While reading the Chicago Tribune’s take on Kraft Foods’ recent financial woes, our teeth started to hurt. Maybe it was a cavity forming, but more likely we were just grinding them in mad frustration.
The article posits that the one big source of Kraft’s problems since it first went public in 2001— four years of falling profit margins and market share — is its CEO Roger Deromedi’s decision (derisively referred to here as doing “the right thing”) to stop advertising sugary snacks to kids.
What some might see as a principled choice, the Tribune views simply as a poor business move that is not paying off. Apparently, it was entirely beyond the scope of the reporter’s imagination that Deromedi might have acted with something other than profit margin in mind. Perhaps more importantly to investors, the article is a poor exercise in financial analysis.

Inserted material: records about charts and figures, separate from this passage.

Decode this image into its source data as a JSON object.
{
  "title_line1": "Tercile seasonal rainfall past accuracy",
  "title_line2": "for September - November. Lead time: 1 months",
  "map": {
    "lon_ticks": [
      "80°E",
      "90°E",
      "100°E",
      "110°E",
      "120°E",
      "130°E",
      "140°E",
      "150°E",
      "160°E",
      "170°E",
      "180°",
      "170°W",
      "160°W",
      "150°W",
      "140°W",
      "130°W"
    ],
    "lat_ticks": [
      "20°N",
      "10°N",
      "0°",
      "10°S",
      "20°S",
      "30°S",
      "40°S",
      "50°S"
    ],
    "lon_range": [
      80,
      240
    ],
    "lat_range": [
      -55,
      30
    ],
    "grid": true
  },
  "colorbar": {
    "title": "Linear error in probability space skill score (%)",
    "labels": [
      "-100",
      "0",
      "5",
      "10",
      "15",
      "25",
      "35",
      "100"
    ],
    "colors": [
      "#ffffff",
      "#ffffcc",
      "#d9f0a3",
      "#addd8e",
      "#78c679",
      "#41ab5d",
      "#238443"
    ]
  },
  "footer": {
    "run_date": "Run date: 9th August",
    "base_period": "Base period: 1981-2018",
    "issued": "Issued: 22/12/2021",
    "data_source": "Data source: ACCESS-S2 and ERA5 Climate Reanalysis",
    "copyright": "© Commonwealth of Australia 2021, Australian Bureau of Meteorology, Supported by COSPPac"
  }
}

Though the article rests on the premise that the downturn in profits and market share have to do with Deromedi’s decision on advertising, it offers absolutely nothing but consequential evidence to back up its claim, saying simply that, “since ending marketing to kids, the company says sales of its Post cereals aimed at children are down more than 10 percent.” This is no more informative than saying that since kids began drinking more Kool-Aid, they’re test scores have plummeted.
There are many reasons why cereal sales might not be doing so well, such as a general slowdown in food sales, a decision to focus on other products, or any number of the hundreds of decisions that a company makes about products and how to sell them. Indeed, the fact is that Kraft has shifted its focus from sugary kids cereals to healthier food.
Is this good PR that might actually have helped the company by slowing the decline in sales? The reporter doesn’t wrestle with the question, other than to note that archrival Frito-Lay has copied Kraft’s new 100-calorie snack package, a signal that people in the industry see value in moving away from junk food.
Rather than address these issues, the Tribune falls back on the silly premise that since the short-term stock price is down, the company must necessarily be in trouble, and then leaps to the logic that since the stock price is down, Kraft must go back to brainwashing children into eating high fructose corn syrup for breakfast.
This story sounds a lot like what one might hear from bearish investors attempting to capitalize on Wall Street suspicions of the “soft” components of business. Short the stock. Spread the word that Kraft has entered into an icky exercise in good will. Cash in as the stock falls.
We see a lot of this sort of tunnel vision in business sections’ assessments of companies’ strengths or weaknesses. The instinct is to distill everything down to a consideration of the stock price, with absolutely no eye for other important factors, like long term growth strategies or, dare we even mention it, morality and efforts to conform to changing demands from the community.
Reporters do not work on Wall Street. Their newspapers service communities beyond Lower Manhattan. Why, then, must they continue to write stories like this one?